Though Reynolds and his 15-20 fundraiser counselors are not ready to officially announce who it is, a major donor has just signed on to the project. Early donors and major sponsors are Extraco Banks, First National Bank of Central Texas, American Bank, and TFNB Your Bank for Life. “Kudos to their management teams for supporting our efforts,” Reynolds said. “We also have a broad range of individuals who are starting to step forward.”

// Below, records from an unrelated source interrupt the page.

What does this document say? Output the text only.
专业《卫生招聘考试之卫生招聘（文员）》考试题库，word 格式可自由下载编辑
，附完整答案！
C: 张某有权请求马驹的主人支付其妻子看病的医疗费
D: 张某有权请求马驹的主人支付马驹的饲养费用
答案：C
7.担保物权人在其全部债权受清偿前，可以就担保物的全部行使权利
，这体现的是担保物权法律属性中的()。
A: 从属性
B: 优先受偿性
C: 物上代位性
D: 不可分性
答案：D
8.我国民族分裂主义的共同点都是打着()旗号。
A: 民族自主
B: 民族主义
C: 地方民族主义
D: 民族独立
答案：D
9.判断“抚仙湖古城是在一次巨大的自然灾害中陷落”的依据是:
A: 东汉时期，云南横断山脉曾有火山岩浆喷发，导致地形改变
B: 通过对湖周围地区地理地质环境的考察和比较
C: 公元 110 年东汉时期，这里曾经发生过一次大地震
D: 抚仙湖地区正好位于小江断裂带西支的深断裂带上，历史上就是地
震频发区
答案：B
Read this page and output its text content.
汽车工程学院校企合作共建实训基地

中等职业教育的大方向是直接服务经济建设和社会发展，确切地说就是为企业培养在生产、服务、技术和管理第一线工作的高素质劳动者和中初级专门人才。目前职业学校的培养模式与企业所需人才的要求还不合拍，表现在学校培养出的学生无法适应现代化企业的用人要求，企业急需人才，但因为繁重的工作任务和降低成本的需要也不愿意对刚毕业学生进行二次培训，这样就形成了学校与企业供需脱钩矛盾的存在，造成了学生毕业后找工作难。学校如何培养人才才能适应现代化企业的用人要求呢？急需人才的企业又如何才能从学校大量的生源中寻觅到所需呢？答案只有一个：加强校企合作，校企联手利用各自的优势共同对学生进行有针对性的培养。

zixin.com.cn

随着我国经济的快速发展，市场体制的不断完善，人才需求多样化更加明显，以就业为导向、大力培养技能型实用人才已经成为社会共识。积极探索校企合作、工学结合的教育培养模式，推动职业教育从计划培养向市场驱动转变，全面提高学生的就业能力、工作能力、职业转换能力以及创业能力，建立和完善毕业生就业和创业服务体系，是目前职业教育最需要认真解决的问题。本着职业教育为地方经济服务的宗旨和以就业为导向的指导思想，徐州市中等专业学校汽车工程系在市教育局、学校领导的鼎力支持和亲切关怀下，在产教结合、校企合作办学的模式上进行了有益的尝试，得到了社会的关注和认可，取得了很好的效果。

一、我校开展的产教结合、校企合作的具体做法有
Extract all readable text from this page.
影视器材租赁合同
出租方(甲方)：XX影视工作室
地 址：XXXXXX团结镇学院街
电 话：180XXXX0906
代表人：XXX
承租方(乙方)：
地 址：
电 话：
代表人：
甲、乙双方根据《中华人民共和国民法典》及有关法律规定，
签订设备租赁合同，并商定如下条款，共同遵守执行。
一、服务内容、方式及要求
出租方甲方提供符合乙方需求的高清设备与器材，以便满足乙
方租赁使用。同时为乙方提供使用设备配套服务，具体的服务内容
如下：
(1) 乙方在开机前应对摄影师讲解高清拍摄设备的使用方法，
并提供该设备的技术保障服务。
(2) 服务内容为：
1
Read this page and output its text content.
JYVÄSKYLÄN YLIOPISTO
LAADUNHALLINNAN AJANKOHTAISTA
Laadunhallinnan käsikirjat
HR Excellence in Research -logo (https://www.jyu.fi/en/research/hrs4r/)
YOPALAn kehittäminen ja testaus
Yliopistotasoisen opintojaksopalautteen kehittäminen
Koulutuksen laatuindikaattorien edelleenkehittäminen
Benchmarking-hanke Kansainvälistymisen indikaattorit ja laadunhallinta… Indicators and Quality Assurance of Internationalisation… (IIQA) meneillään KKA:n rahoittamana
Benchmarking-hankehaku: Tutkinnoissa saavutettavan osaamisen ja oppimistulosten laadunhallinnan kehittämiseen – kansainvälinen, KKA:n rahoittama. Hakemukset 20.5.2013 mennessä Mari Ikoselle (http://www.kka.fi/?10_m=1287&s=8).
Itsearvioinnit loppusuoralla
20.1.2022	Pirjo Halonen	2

The campaign is about two-thirds of the way complete and is right on schedule, but Reynolds says quite a bit of work still remains. The next phase is to finish the fundraising and find a permanent executive director. The search committee for that position has met and is conducting a nationwide search to find the right person for the job. Reynolds said, “We’re challenging ourselves to really look for high-quality candidates.”
Start Up Waco and Hustle will help the overall economy of the area, but they are not giveaway programs. “This is about building a can-do mindset and giving people tools,” Reynolds said. “We’re going to get people equipped to be able to create the businesses that are going to power our economy going forward. This is a time when we can provide opportunities for all Wacoans to succeed. You have to be willing to work and have ideas.”